Arte e abuso del crescendo
Turin Brakes e The Field a Spaziale
Recensione
pop
Che un certo pop new-acustic abusasse del crescendo ne abbiamo sempre avuto l’impressione: come se la cifra emotiva di un brano si fondasse sulla triangolazione fra l’orecchiabilità del motivetto – lo hook – il tasso emotivo della progressione armonica (gli u2 insegnano) e la capacità di aggredire emotivamente lo stomaco dell’ascoltatore con il climax di intensità. I Turin Brakes, attesi allo Spazio 211 per il sabato di Spaziale 2010 (dopo l’intrigante psichedelica alla newyorkese di A Place to Bury Stranger) sono l’emblema della maniera presa dalla musica “acustica” emersa in Inghilterra nel decennio post brit pop. Due chitarre, armonie vocali sforzate (i Kings of Convenience, ma con più pathos, senza stare a scomodare Simon & Garfunkel), un basso stereotipato a completare l’armonia e una batteria a cercare di alzare il tiro.

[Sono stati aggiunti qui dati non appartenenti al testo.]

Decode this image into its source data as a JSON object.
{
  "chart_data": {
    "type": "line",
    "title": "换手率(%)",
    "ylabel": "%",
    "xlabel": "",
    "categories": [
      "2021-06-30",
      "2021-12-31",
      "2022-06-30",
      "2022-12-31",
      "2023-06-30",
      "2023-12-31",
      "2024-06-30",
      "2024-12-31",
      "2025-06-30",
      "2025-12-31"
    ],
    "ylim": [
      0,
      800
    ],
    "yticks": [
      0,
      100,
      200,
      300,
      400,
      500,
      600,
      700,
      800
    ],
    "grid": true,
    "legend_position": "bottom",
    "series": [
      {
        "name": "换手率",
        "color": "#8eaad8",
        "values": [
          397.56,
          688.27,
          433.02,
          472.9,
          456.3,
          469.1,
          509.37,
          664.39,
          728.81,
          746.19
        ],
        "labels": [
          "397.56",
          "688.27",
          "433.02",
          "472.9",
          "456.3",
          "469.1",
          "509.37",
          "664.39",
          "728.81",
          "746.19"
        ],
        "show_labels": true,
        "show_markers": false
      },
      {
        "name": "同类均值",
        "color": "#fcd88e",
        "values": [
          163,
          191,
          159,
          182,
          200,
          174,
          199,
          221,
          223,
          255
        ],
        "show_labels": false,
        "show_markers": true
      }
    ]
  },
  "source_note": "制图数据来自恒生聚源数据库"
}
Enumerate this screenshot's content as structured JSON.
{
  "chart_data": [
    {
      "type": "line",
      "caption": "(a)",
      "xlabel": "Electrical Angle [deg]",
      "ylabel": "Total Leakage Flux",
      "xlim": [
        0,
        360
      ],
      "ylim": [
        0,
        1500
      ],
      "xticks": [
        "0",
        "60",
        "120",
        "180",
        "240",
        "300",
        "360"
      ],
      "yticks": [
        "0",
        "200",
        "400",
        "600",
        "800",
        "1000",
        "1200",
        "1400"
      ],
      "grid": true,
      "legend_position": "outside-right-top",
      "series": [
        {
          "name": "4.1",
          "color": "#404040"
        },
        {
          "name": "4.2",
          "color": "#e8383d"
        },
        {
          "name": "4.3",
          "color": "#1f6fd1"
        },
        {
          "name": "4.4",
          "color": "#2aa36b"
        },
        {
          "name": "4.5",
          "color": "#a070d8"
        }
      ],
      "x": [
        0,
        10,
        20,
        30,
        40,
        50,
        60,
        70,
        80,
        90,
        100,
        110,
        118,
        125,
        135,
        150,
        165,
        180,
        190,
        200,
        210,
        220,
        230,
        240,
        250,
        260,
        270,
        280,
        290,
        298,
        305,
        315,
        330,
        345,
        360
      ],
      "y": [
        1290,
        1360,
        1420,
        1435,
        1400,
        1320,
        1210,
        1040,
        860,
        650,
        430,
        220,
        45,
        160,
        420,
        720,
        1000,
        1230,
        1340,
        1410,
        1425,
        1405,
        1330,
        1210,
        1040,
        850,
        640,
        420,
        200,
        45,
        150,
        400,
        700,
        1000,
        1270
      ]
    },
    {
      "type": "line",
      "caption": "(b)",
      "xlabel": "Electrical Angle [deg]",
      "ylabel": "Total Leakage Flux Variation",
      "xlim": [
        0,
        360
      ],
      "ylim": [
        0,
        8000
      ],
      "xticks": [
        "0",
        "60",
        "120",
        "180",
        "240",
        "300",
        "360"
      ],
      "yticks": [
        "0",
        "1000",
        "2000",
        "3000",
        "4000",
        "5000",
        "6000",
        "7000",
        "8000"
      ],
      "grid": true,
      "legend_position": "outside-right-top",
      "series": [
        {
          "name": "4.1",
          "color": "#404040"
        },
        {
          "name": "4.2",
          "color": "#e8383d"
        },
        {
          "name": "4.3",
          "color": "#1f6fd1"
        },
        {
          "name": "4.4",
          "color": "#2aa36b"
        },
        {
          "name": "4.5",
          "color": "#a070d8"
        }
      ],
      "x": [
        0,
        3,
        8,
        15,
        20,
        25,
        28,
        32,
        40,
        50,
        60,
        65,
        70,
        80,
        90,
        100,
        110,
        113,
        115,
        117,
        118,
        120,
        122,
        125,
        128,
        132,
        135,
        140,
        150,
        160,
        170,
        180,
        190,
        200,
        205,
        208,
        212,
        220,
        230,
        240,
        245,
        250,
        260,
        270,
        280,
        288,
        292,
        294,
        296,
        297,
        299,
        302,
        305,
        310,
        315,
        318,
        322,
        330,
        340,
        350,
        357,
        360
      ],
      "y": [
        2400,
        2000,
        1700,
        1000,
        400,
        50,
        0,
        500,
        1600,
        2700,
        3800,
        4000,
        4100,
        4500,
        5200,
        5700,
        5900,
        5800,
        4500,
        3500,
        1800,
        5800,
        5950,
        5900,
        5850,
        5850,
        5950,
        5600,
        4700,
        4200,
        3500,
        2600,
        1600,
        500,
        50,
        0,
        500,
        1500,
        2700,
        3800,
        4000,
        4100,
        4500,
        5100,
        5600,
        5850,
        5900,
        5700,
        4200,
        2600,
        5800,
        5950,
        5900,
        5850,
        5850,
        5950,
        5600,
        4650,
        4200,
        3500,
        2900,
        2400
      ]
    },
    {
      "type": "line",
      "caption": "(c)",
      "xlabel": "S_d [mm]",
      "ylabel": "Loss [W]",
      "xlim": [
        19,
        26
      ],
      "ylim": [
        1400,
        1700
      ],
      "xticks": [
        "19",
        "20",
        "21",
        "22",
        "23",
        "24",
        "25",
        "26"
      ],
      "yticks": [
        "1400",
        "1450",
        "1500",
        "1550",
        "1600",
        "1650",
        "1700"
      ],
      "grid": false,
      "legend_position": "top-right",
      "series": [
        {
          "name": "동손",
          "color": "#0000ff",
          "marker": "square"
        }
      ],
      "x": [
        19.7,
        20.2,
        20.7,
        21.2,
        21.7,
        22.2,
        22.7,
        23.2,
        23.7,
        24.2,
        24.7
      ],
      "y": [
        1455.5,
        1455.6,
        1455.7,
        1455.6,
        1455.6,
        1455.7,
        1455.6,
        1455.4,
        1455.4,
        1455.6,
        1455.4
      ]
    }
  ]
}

Insomma, poche idee ma molto chiare: fin troppo. Un crescendo dopo l’altro, ci si autorizza ad ignorare questa musica emo-acustica, che – per giunta – dal vivo mostra la corda della tecnica, non più rivestita dalla produzione accurata.
Il crescendo è anche freccia avvelenata della retorica dance: The Field, in chiusura di serata, ne fa tesoro. Una dance, quella del musicista svedese, che odora di indie in maniera entusiasmante. Sarà perché è suonata anche da un basso e – soprattutto - da una batteria poderosa, che conferisce (sul modello dei Battles, e il batterista è lo stesso: John Stainer) umanità rock al minimalismo, quasi un’edizione clubbin’ del miglior kraut. Proprio la batteria, che non risparmia controtempi e sezioni di primo piano, è l’elemento capace di richiamare l’attenzione, stagliandosi sullo sfondo di elettronica minimale e pastiche house, rapidi campioni di voci, loop e delay, ribaltando il rapporto sfondo-figura e guidando i crescendo – finalmente, sì - esaltanti.